Alibaba Group building

Alibaba’s Chinese commerce business has shrunk for the first time amid weak consumer spending.

The Chinese conglomerate released earnings Thursday (Aug. 15) showing a 27% decline in profit, which dampened the hopes of a turnaround for the company, Bloomberg News reported.

According to that report, Alibaba CEO Eddie Wu is leading an overhaul at the company, hoping to drive growth and increase innovation in the wake of China’s crackdown on Big Tech firms earlier in the decade.

The company last year embarked on a major revamp, dividing itself into six individual businesses. Wu has focused on enhancing Alibaba’s core commerce and cloud computing businesses, while also making longer-term investments in artificial intelligence (AI).

Among those investments is Moonshot, a Chinese AI company recently valued at $3.3 billion. Alibaba led a record $1 billion funding round for the startup earlier this year.

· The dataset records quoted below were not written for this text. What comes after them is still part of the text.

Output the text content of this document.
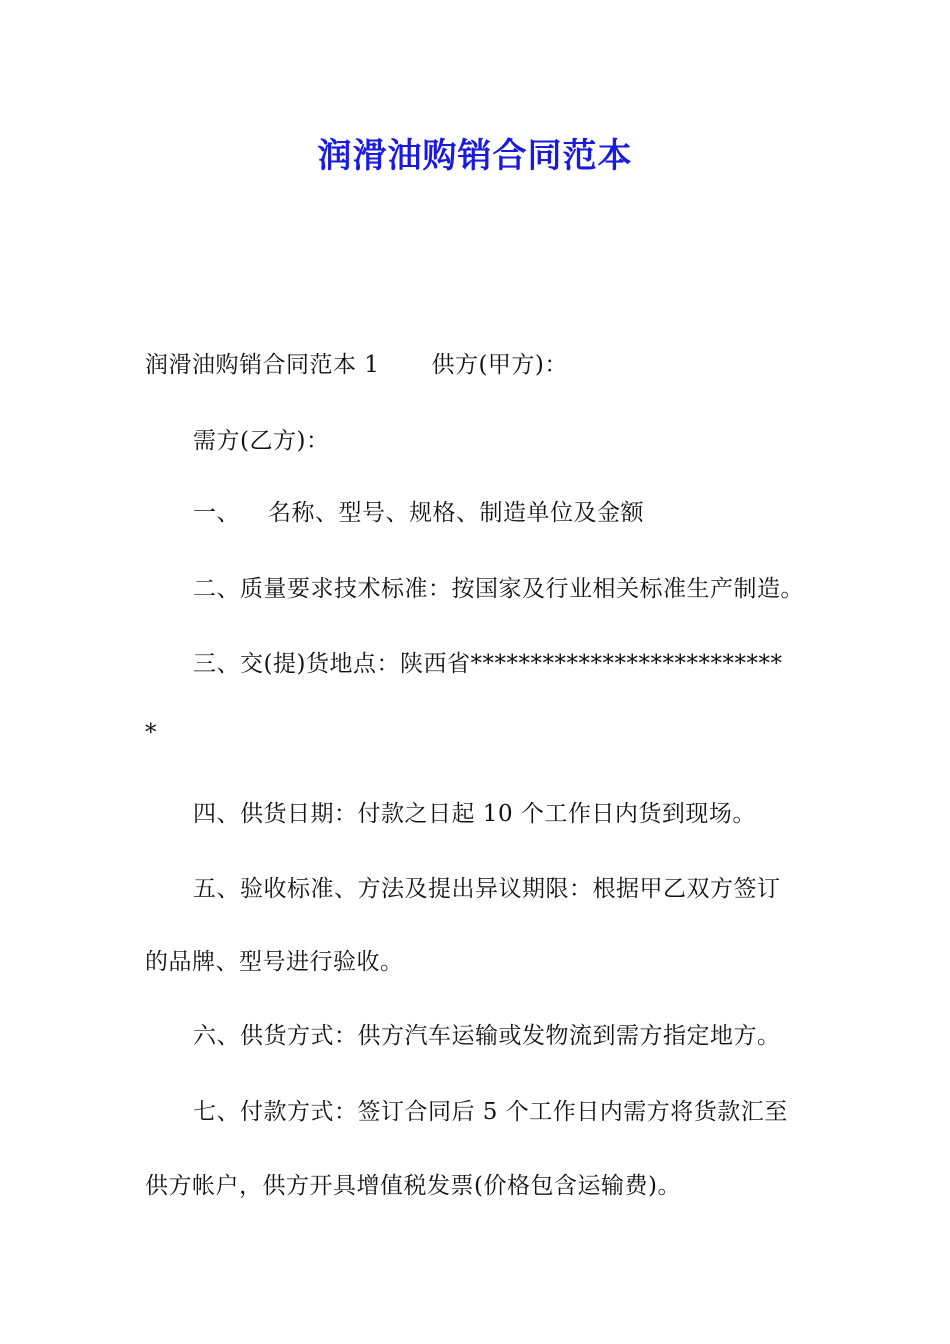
润滑油购销合同范本
润滑油购销合同范本 1 供方(甲方)：
需方(乙方)：
一、 名称、型号、规格、制造单位及金额
二、质量要求技术标准：按国家及行业相关标准生产制造。
三、交(提)货地点：陕西省**************************
*
四、供货日期：付款之日起 10 个工作日内货到现场。
五、验收标准、方法及提出异议期限：根据甲乙双方签订
的品牌、型号进行验收。
六、供货方式：供方汽车运输或发物流到需方指定地方。
七、付款方式：签订合同后 5 个工作日内需方将货款汇至
供方帐户，供方开具增值税发票(价格包含运输费)。
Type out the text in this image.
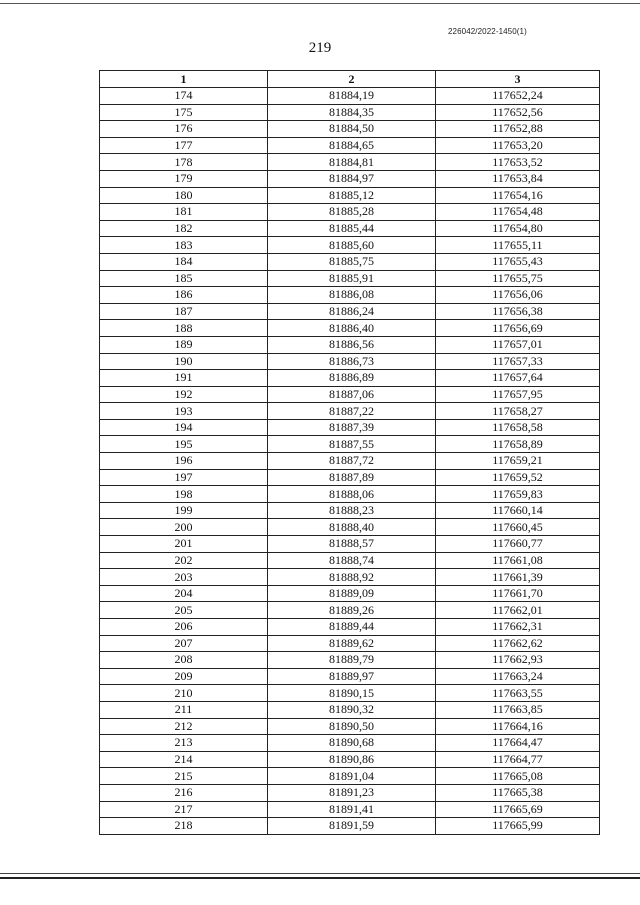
226042/2022-1450(1)
219
1	2	3
174	81884,19	117652,24
175	81884,35	117652,56
176	81884,50	117652,88
177	81884,65	117653,20
178	81884,81	117653,52
179	81884,97	117653,84
180	81885,12	117654,16
181	81885,28	117654,48
182	81885,44	117654,80
183	81885,60	117655,11
184	81885,75	117655,43
185	81885,91	117655,75
186	81886,08	117656,06
187	81886,24	117656,38
188	81886,40	117656,69
189	81886,56	117657,01
190	81886,73	117657,33
191	81886,89	117657,64
192	81887,06	117657,95
193	81887,22	117658,27
194	81887,39	117658,58
195	81887,55	117658,89
196	81887,72	117659,21
197	81887,89	117659,52
198	81888,06	117659,83
199	81888,23	117660,14
200	81888,40	117660,45
201	81888,57	117660,77
202	81888,74	117661,08
203	81888,92	117661,39
204	81889,09	117661,70
205	81889,26	117662,01
206	81889,44	117662,31
207	81889,62	117662,62
208	81889,79	117662,93
209	81889,97	117663,24
210	81890,15	117663,55
211	81890,32	117663,85
212	81890,50	117664,16
213	81890,68	117664,47
214	81890,86	117664,77
215	81891,04	117665,08
216	81891,23	117665,38
217	81891,41	117665,69
218	81891,59	117665,99
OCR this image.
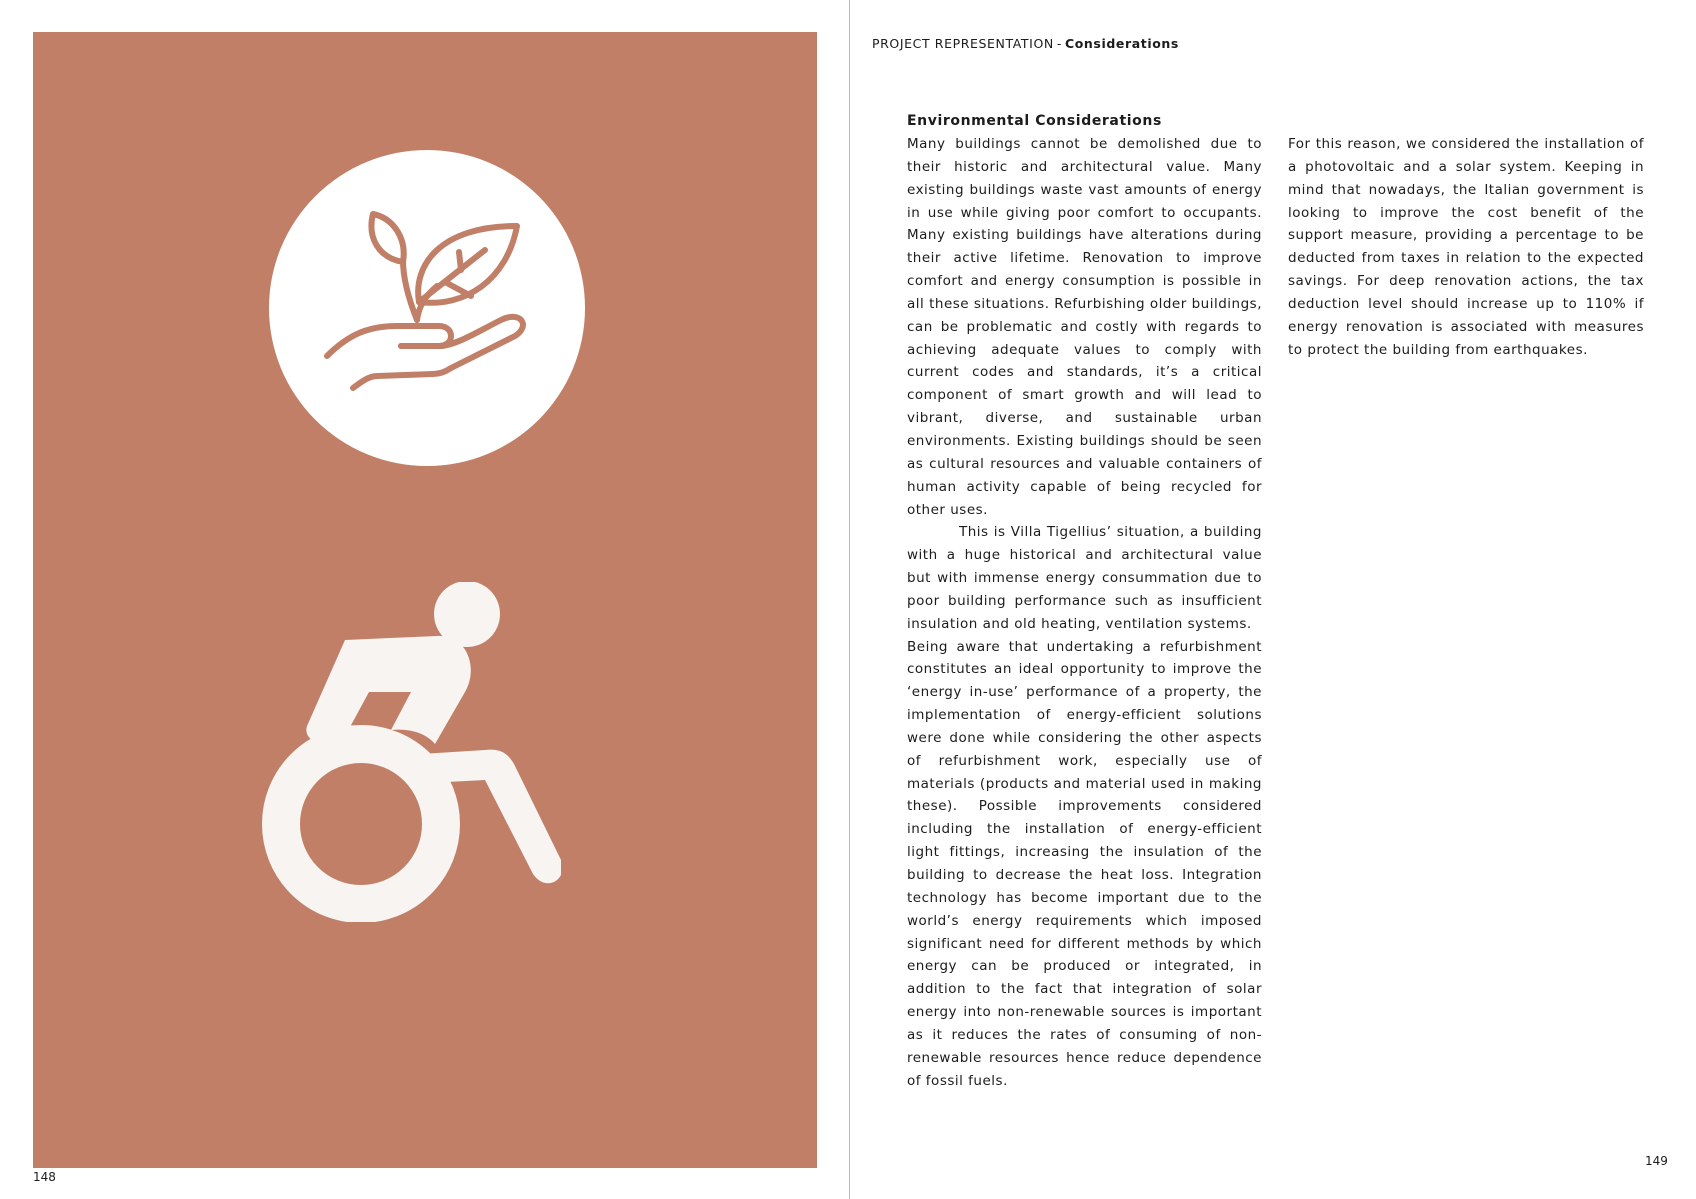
148
PROJECT REPRESENTATION - Considerations

Environmental Considerations

Many buildings cannot be demolished due to their historic and architectural value. Many existing buildings waste vast amounts of energy in use while giving poor comfort to occupants. Many existing buildings have alterations during their active lifetime. Renovation to improve comfort and energy consumption is possible in all these situations. Refurbishing older buildings, can be problematic and costly with regards to achieving adequate values to comply with current codes and standards, it’s a critical component of smart growth and will lead to vibrant, diverse, and sustainable urban environments. Existing buildings should be seen as cultural resources and valuable containers of human activity capable of being recycled for other uses.

This is Villa Tigellius’ situation, a building with a huge historical and architectural value but with immense energy consummation due to poor building performance such as insufficient insulation and old heating, ventilation systems.

Being aware that undertaking a refurbishment constitutes an ideal opportunity to improve the ‘energy in-use’ performance of a property, the implementation of energy-efficient solutions were done while considering the other aspects of refurbishment work, especially use of materials (products and material used in making these). Possible improvements considered including the installation of energy-efficient light fittings, increasing the insulation of the building to decrease the heat loss. Integration technology has become important due to the world’s energy requirements which imposed significant need for different methods by which energy can be produced or integrated, in addition to the fact that integration of solar energy into non-renewable sources is important as it reduces the rates of consuming of non-renewable resources hence reduce dependence of fossil fuels.

For this reason, we considered the installation of a photovoltaic and a solar system. Keeping in mind that nowadays, the Italian government is looking to improve the cost benefit of the support measure, providing a percentage to be deducted from taxes in relation to the expected savings. For deep renovation actions, the tax deduction level should increase up to 110% if energy renovation is associated with measures to protect the building from earthquakes.

149
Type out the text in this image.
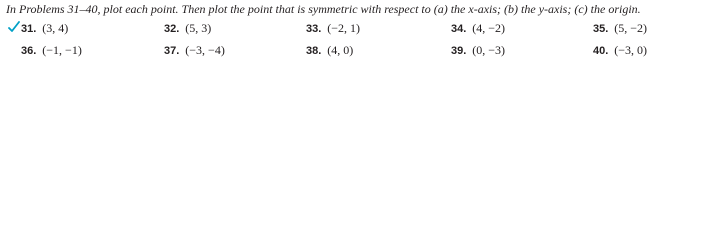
In Problems 31–40, plot each point. Then plot the point that is symmetric with respect to (a) the x-axis; (b) the y-axis; (c) the origin.
31. (3, 4)	32. (5, 3)	33. (−2, 1)	34. (4, −2)	35. (5, −2)
36. (−1, −1)	37. (−3, −4)	38. (4, 0)	39. (0, −3)	40. (−3, 0)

The company is also using AI in-house for tasks such as translations and negotiating refunds, with some applications — like ones helping sellers communicate in other languages — helping contribute to a 30% increase in orders for merchants.

According to Bloomberg, Alibaba executives on Thursday tried to reassure investors that profitability is still a key priority, with the company aiming to make most of Alibaba’s businesses break even within one to two years.

“Competition will remain a key issue for Alibaba,” said Shawn Yang, an analyst at Arete Research, per the report.

“Some investors may have high hopes for the increase of Alibaba’s take rate, as it began testing a new advertising tool this past quarter. But the actual numbers we are seeing in the results shows it may take longer for that effort to pay off.”

As covered here last month, consumers in China deposited less money in the bank in June, but also didn’t spend more.

That’s because people there are choosing to pay down debts and purchase wealth management products rather than engaging in spending, in spite of efforts by the government to get them to do so.

“The year-on-year decrease in excess savings growth has not yet translated into increased consumption,” Tommy Xie, head of Greater China research at OCBC Bank, said in a note, per a report by Reuters. “This may be related to households deleveraging by repaying loans early and shifting deposits to wealth management products.”